New York City's Museum of Modern Art is considered to be among the most influential modern art museums in the world. This midtown gem was established in 1929 and houses an ever-expanding collection of modern and contemporary art, including the famous painting, "Starry Night" by Vincent Van Gogh. The museum is filled with other iconic art, including pieces by Salvador Dali, Andy Warhol, Frida Kahlo, and others.
Though it's less than two hours from New York City by train or car, the Hudson Valley's Storm King Art Center feels like a faraway land. This peaceful 500-acre outdoor sculpture garden has an otherworldly feel to it-striking sculptures by Alexander Calder, David Smith, and Roy Lichtenstein are artfully scattered amongst a sprawling natural setting. Anyone who appreciates nature and sculpture will never forget this art museum.
Lake Placid, a charming town in the Adirondacks, is the only location in North America to have hosted two separate Winter Olympic Games. The Lake Placid Olympic Museum commemorates the 1932 games and the 1980 games, where the famous "Miracle on Ice" hockey game was played. Opened in 1994, the museum displays plenty of information on the history of winter sports as well as artifacts like the "Fram III" bobsled and memorabilia from the "Miracle on Ice" game.
The Upper West Side's Museum of Natural History is among the best in the world, focusing on human culture, nature, and the cosmos. Since it opened its doors in 1869, the New York City museum has collected an astonishing 32 million artifacts, including one of the largest dinosaur collections in the world. When you go, don't miss a trip to the dinosaur wing or the 429-seat planetarium
Located on the grounds of the Roosevelt's family estate, Springwood, this Hyde Park museum is the site of the United States' first presidential library. It was the former president's mission to create a library to collect and preserve the presidential papers he amassed during his four terms. The grounds contain 12,000 square feet of fascinating exhibit space dedicated to the lives of Franklin and Eleanor Roosevelt-you can even view the study where FDR recorded his famous "fireside chats."
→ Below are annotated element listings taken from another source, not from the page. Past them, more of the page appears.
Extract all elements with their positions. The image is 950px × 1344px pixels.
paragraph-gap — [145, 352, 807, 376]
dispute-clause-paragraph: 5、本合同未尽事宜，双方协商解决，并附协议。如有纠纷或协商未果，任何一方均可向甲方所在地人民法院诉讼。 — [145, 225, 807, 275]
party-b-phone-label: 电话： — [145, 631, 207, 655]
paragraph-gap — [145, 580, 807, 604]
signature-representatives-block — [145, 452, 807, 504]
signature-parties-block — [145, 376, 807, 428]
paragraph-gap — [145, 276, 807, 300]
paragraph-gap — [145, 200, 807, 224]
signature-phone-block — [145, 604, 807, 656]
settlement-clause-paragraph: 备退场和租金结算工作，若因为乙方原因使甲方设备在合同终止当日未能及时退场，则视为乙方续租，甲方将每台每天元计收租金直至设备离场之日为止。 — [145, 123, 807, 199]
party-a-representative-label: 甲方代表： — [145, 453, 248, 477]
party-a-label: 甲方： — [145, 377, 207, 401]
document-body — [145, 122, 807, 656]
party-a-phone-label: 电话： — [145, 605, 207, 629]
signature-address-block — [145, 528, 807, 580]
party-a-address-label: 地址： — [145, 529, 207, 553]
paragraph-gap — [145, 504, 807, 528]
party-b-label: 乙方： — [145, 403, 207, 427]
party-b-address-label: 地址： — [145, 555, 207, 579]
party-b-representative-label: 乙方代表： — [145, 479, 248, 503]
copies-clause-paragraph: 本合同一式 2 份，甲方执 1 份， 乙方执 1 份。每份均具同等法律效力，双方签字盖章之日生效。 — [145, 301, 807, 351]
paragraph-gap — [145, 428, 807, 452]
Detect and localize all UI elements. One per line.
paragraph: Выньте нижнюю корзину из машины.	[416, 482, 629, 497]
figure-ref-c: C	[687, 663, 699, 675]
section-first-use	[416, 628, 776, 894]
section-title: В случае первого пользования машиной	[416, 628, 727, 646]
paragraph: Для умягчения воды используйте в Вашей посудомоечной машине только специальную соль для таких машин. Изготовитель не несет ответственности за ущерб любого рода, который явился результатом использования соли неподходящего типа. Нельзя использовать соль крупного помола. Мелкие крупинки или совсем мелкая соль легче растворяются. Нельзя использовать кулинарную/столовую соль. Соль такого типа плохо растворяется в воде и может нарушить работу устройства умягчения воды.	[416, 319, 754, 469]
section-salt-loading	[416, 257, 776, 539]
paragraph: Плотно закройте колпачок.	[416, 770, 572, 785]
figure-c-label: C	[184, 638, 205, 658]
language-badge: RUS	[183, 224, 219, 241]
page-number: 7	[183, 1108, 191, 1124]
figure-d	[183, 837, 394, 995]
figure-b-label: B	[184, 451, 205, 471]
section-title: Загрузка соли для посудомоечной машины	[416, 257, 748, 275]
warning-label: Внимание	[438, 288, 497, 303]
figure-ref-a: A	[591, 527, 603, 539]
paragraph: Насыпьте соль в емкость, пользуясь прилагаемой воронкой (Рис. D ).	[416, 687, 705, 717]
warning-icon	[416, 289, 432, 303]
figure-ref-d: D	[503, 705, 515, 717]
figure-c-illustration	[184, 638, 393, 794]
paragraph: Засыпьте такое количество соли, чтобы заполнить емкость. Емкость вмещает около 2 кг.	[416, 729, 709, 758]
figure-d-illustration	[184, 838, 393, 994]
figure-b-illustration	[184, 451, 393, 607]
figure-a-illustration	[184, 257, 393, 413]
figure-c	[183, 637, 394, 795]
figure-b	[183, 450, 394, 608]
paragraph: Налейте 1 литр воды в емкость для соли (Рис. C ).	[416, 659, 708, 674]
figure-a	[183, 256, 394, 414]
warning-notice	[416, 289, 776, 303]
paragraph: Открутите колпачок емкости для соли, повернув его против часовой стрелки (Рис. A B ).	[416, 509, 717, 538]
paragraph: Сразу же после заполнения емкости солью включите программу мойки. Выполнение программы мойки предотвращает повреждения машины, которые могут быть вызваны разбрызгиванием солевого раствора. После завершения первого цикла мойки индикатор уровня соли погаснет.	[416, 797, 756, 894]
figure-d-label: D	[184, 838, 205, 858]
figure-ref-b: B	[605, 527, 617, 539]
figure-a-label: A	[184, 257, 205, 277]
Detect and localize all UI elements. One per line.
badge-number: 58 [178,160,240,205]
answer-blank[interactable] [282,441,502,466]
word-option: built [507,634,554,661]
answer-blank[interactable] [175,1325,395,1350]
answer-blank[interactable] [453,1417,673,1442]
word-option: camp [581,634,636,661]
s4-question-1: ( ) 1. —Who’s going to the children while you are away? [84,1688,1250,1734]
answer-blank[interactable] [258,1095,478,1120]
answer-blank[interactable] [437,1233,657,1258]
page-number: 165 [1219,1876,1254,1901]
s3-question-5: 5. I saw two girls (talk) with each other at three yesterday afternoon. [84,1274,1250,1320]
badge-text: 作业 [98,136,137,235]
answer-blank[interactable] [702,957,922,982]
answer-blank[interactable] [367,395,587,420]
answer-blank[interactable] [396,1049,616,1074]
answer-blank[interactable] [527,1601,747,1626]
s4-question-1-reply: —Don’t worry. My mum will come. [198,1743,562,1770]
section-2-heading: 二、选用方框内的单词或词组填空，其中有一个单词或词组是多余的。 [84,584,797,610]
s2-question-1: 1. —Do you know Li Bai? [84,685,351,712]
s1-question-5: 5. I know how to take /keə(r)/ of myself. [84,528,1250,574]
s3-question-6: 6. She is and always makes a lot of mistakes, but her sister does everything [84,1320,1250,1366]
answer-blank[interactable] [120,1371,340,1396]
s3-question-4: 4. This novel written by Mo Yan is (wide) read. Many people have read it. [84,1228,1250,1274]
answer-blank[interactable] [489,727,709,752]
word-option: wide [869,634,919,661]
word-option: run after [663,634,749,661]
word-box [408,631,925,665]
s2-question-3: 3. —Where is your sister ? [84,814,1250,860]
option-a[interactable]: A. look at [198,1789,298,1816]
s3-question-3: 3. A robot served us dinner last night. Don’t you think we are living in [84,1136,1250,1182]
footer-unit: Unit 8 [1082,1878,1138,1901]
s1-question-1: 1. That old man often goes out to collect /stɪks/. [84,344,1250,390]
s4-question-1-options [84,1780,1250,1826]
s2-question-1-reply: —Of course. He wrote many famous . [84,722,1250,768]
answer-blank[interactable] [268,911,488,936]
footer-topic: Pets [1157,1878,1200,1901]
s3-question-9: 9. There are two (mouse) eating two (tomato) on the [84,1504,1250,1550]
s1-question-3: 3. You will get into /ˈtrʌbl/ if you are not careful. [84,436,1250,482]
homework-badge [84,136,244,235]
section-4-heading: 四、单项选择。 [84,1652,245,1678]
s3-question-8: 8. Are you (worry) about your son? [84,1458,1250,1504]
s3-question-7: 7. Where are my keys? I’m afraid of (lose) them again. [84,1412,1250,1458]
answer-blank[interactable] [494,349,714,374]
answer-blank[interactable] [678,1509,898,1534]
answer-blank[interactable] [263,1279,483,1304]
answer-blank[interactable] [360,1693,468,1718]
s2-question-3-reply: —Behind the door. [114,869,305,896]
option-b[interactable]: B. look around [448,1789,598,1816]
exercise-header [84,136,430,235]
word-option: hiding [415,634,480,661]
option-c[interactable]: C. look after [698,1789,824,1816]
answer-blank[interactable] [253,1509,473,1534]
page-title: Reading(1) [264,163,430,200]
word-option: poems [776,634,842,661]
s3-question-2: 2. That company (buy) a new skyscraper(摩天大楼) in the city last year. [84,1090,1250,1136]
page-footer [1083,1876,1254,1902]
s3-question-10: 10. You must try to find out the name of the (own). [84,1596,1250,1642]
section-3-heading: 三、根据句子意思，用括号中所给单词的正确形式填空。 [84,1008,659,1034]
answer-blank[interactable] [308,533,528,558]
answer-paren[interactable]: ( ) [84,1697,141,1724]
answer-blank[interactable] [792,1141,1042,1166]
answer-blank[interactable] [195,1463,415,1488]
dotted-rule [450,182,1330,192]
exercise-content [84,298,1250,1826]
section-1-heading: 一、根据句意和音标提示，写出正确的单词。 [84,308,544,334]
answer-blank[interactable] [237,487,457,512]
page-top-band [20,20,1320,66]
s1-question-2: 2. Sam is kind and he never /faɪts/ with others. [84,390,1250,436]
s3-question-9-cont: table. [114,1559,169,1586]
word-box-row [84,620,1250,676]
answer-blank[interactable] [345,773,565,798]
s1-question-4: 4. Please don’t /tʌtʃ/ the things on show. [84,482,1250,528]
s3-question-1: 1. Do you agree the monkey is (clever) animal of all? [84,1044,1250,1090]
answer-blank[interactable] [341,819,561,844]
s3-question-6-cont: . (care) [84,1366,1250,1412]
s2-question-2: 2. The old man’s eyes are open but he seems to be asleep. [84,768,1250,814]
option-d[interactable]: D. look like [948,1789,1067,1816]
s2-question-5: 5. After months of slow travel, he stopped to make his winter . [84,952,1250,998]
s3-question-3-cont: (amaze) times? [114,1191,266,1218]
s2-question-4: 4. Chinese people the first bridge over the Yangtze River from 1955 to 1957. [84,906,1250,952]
One of the newest and most popular museums in New York City, the 9/11 Memorial Museum & Museum is devoted to preserving the memory of the September 11, 2001 attacks and the 1993 attacks on the World Trade Center. Visiting this museum is a solemn but fascinating experience, with recorded oral recounts, salvaged pieces of the buildings, photos, news clips, and thousands of other artifacts on display. After the museum, visit the 9/11 memorial-two dark, tranquil pools set in the foundations of the Twin Towers.